Social network said it removed more than 2bn fake accounts in the first quarter of this year.
Facebook has said that its aggressive policies to scrub the platform of hate speech, fake news and other forms of harmful content is working.
More than two months after the Christchurch tragedy in New Zealand that saw a gunman livestream the killings via his Facebook account, the social network has come under intense scrutiny from governments and regulators across the world.
‘We estimated for every 10,000 times people viewed content on Facebook, 25 views contained content that violated our violence and graphic content policy’
– GUY ROSEN
In its twice-a-year Community Standards Enforcement Report, Facebook revealed that it scrubbed more than 2bn fake accounts from the platform in Q1 2019. That’s quite a staggering number when you consider that Facebook has 2.3bn monthly active users.
But it is also clear that the social network is playing a tough cat-and-mouse game against bad actors and it is relying heavily on AI to help catch and purge harmful content and fake accounts.
The report covers metrics across various policy areas including adult nudity and sexual activity, bullying and harassment, child nudity and sexual exploitation of children, fake accounts, hate speech, regulated goods (drugs and firearms), spam, global terrorist propaganda, and violence and graphic content.
Purge the hate
According to the report, Facebook removed 4m hate speech posts during the first three months of 2019 and detected 65pc of them using AI, up from 24pc last year.
The social network said that its automated systems for detecting violence caught more than 95pc of violent content posted on its platform before users reported it.
“We estimated for every 10,000 times people viewed content on Facebook, 11 to 14 views contained content that violated our adult nudity and sexual activity policy,” said Guy Rosen, vice-president of integrity at Facebook.

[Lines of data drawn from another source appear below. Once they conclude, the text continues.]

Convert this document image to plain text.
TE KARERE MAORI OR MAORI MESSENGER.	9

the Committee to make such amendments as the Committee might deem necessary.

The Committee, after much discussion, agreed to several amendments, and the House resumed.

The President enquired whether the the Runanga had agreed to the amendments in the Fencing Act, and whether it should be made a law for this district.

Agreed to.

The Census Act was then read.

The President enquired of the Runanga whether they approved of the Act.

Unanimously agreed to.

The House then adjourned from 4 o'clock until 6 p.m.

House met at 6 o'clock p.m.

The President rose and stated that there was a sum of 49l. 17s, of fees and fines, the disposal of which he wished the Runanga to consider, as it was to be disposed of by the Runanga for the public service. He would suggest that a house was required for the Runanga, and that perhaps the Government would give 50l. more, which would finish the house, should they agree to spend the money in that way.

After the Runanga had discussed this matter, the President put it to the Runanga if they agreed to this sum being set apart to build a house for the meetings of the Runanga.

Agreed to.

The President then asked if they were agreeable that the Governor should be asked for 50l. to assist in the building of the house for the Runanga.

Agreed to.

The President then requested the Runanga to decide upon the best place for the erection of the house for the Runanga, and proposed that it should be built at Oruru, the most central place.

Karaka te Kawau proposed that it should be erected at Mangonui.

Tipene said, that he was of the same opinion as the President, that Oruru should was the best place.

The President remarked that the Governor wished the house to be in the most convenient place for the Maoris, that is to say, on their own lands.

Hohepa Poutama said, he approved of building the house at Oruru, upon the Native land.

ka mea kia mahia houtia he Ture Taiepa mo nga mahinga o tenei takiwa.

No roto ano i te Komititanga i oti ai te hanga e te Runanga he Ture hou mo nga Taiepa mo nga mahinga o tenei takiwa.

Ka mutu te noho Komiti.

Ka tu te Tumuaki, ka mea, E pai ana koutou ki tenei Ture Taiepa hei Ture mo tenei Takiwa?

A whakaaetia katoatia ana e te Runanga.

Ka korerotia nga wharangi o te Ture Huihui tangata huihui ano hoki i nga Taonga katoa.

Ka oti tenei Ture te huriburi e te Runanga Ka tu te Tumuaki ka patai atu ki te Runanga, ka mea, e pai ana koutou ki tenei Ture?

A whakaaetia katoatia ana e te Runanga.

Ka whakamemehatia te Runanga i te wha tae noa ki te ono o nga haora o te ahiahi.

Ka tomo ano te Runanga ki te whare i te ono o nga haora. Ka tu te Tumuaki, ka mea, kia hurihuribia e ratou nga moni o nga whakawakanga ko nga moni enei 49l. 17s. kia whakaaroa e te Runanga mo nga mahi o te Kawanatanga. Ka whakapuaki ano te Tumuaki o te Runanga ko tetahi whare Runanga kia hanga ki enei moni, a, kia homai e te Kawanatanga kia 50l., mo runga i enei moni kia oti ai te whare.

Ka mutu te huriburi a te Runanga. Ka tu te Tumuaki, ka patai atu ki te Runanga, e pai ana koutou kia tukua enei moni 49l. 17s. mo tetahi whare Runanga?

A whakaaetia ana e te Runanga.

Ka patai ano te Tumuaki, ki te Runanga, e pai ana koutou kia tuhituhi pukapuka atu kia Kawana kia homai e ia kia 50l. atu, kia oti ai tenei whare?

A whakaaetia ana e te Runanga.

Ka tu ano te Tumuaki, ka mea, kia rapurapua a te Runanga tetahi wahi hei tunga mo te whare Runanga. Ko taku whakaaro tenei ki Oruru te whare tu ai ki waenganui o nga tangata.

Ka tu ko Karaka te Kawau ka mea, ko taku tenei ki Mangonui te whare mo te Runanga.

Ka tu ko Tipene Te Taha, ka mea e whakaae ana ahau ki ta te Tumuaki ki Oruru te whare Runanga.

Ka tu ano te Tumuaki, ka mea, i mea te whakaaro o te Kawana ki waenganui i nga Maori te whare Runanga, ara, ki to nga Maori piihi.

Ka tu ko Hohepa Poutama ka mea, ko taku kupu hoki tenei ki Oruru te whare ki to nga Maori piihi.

“We estimated for every 10,000 times people viewed content on Facebook, 25 views contained content that violated our violence and graphic content policy.
“For fake accounts, we estimated that 5pc of monthly active accounts are fake.”
Rosen added: “For fake accounts, the amount of accounts we took action on increased due to automated attacks by bad actors who attempt to create large volumes of accounts at one time. We disabled 1.2bn accounts in Q4 2018 and 2.19bn in Q1 2019.”